Siendo una adolescente, Valerie Fletcher —su apellido de soltera— dejó huella en el colegio Queen Anne al declarar que de mayor quería ser secretaria de T. S. Eliot. Valerie creía que sabía cómo era el poeta a raíz de la lectura de sus poemas, impresión que subrayó en una de las pocas entrevistas que concedió en su vida, al diario The Independent en 1994: “sentí que lo conocía como persona”. En 1949, un año después de que T. S. Eliot recibiera el Nobel de literatura, la por entonces joven Valerie Fletcher acudió a una entrevista de trabajo respondiendo a la solicitud de un puesto de secretaria del poeta en la editorial Faber and Faber. Encadenando un cigarrillo con otro, el propio Eliot dio su visto bueno a que ella se hiciera con el trabajo. Después de un trato escrupulosamente profesional e incluso distante entre los dos, en 1956 decidieron dar un paso adelante y confesarse sus sentimientos mutuos. Se casaron un año después pese a que el poeta era 40 años mayor.

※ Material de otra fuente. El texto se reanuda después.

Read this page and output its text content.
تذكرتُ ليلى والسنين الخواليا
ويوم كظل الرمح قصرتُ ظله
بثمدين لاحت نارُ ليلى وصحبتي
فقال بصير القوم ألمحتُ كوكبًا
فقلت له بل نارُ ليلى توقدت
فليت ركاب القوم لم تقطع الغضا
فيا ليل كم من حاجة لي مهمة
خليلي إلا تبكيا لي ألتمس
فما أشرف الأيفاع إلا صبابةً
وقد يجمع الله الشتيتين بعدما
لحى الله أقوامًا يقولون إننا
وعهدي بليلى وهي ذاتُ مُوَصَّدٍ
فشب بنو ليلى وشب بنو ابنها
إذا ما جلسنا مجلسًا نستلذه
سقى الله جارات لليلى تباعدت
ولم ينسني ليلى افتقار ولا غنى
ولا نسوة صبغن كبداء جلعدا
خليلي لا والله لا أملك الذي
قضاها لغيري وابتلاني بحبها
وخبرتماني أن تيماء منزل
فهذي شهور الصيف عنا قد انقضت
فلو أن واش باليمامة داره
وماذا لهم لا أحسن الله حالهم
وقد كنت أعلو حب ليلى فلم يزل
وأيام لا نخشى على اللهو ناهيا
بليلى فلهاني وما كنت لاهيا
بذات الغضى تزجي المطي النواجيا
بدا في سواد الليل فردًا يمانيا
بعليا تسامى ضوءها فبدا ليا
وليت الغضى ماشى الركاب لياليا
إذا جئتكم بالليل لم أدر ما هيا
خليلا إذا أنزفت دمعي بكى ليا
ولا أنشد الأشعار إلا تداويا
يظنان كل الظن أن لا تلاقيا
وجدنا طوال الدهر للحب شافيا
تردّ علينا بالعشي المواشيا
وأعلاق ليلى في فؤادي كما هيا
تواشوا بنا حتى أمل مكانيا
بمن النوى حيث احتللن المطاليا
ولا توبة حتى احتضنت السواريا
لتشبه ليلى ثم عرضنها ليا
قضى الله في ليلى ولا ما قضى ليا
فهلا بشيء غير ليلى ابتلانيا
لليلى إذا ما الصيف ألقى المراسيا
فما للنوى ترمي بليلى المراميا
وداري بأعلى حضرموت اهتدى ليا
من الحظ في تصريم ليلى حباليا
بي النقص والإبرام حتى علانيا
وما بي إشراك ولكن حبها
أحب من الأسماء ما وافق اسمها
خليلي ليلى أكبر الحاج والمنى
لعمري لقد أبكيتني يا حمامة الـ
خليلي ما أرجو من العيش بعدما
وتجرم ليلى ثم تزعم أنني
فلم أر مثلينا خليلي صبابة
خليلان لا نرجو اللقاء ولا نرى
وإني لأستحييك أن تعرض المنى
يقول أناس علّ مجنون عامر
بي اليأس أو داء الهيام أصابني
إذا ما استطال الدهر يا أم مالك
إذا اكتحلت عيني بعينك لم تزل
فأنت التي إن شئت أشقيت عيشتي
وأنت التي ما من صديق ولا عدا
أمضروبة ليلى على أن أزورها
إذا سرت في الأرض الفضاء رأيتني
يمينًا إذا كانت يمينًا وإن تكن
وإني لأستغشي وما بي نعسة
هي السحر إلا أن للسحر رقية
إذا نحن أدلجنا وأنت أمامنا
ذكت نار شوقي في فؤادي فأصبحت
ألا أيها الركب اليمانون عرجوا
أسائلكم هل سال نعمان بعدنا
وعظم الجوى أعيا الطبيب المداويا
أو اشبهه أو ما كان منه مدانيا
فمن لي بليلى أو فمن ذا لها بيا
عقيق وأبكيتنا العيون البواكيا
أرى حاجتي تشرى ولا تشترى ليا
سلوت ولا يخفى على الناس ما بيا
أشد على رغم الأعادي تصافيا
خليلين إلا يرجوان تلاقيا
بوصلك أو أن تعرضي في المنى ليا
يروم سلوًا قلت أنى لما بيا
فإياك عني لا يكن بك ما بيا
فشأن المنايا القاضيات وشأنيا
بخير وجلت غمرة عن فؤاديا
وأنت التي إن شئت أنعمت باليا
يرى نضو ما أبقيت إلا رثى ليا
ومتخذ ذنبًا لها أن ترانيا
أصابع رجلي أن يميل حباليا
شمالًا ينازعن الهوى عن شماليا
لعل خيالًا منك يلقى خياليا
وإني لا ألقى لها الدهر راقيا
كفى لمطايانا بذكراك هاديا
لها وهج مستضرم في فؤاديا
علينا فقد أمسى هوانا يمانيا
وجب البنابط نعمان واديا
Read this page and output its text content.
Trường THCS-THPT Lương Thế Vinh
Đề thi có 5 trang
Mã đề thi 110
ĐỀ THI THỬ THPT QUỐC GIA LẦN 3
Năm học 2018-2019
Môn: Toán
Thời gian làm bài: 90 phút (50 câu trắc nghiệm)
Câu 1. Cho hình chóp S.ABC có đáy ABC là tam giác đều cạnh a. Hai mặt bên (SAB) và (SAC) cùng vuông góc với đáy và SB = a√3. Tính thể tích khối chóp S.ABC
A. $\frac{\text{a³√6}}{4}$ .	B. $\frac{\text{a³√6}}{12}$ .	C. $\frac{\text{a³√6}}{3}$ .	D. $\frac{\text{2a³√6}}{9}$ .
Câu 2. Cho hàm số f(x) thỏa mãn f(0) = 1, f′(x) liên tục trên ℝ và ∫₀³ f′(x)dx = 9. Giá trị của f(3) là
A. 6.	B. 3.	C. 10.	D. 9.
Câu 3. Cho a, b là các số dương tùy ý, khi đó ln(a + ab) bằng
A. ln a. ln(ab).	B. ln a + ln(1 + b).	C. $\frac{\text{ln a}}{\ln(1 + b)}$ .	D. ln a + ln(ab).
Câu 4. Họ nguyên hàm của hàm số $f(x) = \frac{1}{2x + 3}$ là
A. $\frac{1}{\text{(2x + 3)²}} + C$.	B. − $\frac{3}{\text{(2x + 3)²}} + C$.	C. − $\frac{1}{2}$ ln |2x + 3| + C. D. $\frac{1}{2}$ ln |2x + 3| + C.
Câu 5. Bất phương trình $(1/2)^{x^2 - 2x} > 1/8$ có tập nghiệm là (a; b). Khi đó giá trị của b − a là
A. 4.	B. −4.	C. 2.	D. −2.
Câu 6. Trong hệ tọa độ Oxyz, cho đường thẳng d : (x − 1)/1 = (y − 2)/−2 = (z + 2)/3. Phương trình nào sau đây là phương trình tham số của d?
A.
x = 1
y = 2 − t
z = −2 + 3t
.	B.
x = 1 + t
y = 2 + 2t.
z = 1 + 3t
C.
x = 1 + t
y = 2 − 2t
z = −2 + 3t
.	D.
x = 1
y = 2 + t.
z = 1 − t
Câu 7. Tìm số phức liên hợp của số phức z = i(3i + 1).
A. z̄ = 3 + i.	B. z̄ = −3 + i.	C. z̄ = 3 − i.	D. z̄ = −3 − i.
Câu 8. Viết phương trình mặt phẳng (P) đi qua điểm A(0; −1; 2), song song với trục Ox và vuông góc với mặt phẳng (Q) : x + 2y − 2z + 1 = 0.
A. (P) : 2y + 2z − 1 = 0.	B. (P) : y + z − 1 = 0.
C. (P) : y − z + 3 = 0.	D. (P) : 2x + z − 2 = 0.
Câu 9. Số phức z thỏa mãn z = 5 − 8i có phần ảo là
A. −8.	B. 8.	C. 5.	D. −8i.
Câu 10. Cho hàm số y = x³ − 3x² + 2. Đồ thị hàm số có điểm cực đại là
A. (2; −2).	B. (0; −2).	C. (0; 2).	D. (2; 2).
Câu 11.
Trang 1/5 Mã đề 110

En 1965 murió Thomas y Valerie se erigió en albacea y, como tal, en fiel guardiana del legado literario de su difunto marido. En 1974 promovió y supervisó una edición de una de las obras maestras de T. S. Eliot, La tierra baldía (Cátedra, 2005). En 1988 comenzó la edición de las cartas de su marido, que se publicarían en tres volúmenes, el último aparecido este año tras una demora de más de dos décadas. Lo hizo porque el poeta, en un principio reticente a que estas misivas vieran la luz, solo concedió permitir su publicación si ella se ocupaba de todo, como finalmente hizo. Los detractores de lo que en aquella época se conoció como las viudas literarias comenzaron a verter sus críticas y, como pudo ocurrir en otros casos sonados como el de Vannessa Orwell —viuda de George Orwell—, especularon sobre la cualificación de Valerie Eliot para hacerse cargo de tan preciada herencia.

Ante el cariz que tomó la situación, la viuda optó por salir del primer plano y llevar una existencia tranquila y solitaria en la casa que poseía el matrimonio. Tal actitud no significó, ni mucho menos, una renuncia a ejercer la labor que se había impuesto: la indignación de la crítica fue mayúscula cuando se negó a que se incluyeran fragmentos de los poemas de Thomas en ninguna biografía autorizada por ser este uno de los pocos encargos realmente rotundos que le dejó su esposo. La situación, lejos de mejorar, se agravó cuando, sin embargo, permitió el uso de algunos poemas para el musical Cats de Andrew Lloyd Webber.

Aparte de esta cautelosa y contenida labor de difusión, Valerie Eliot donó 15.000 libras para poner en marcha el premio T. S. Eliot, el galardón literario mejor dotado económicamente de Reino Unido, además de fundar la organización benéfica Old Possum Practical’s Trust.